在 Python 中的 Khan 基因数据集上拟合 SVC 模型
Fitting SVC model on Khan Gene Data Set in Python
我有四个 .csv
文件,其中包含训练数据(数据点及其 类)以及已存储到 [= 14=、y_train
、X_test
和 y_test
变量。
我需要训练一个 CSV 模型并使用测试数据对其进行测试,当 sklearn.svm.SVC
获取 numpy
数组作为输入时,我尝试将 pandas
数据帧转换为 numoy
数组如下:
X_train_gene = pd.read_csv("Khan_xtrain.csv").drop('Unnamed: 0', axis=1).values.ravel()
y_train_gene = pd.read_csv("Khan_ytrain.csv").drop('Unnamed: 0', axis=1).values.ravel()
X_test_gene = pd.read_csv("Khan_xtest.csv").drop('Unnamed: 0', axis=1).values.ravel()
y_test_gene = pd.read_csv("Khan_ytest.csv").drop('Unnamed: 0', axis=1).values.ravel()
然后我尝试了以下几行代码来训练我的模型:
from sklearn.svm import SVC
svm_gene = SVC(C=10, kernel='linear')
svm_gene.fit(X_train_gene, y_train_gene)
但是我得到一个值错误:
ValueError: Expected 2D array, got 1D array instead:
array=[ 0.7733437 -2.438405 -0.4825622 ... -1.115962 -0.7837286 -1.339411 ].
Reshape your data either using array.reshape(-1, 1) if your data has a single feature or array.reshape(1, -1) if it contains a single sample.
完整的错误信息如下图所示:
我该如何解决这个问题?
我使用以下代码行解决了这个问题:
X_train_gene = pd.read_csv("file_path/file.csv", header=None)
#deleting the first column which contains numbers
del X_train_gene[X_train_gene.columns[0]]
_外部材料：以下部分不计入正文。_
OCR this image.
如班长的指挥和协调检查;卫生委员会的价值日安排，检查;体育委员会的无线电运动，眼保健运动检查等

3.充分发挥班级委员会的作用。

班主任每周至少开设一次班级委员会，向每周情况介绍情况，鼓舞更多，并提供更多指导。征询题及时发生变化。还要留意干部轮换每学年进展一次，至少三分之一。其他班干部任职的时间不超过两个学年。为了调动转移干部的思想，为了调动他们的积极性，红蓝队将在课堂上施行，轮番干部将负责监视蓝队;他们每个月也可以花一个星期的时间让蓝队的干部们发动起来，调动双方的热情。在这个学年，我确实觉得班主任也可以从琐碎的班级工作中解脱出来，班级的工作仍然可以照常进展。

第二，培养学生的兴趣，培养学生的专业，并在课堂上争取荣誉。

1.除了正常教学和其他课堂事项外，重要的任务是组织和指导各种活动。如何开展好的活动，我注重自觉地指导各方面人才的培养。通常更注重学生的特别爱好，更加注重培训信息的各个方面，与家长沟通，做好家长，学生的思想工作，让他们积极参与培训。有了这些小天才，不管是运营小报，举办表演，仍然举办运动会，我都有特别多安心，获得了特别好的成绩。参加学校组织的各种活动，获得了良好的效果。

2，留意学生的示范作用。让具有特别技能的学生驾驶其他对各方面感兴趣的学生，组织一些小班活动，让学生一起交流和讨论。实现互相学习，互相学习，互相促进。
#deleting the first row which contains strings and predictors' names
X_train_gene = X_train_gene.iloc[1:]
y_train_gene = pd.read_csv("file_path/file.csv", header=None)
#deleting the first column which contains numbers
del y_train_gene[y_train_gene.columns[0]]
#deleting the first row which contains strings and predictors' names
y_train_gene = y_train_gene.iloc[1:]
X_test_gene = pd.read_csv("file_path/file.csv", header=None)
#deleting the first column which contains numbers
del X_test_gene[X_test_gene.columns[0]]
#deleting the first row which contains strings and predictors' names
X_test_gene = X_test_gene.iloc[1:]
y_test_gene = pd.read_csv("file_path/file.csv", header=None)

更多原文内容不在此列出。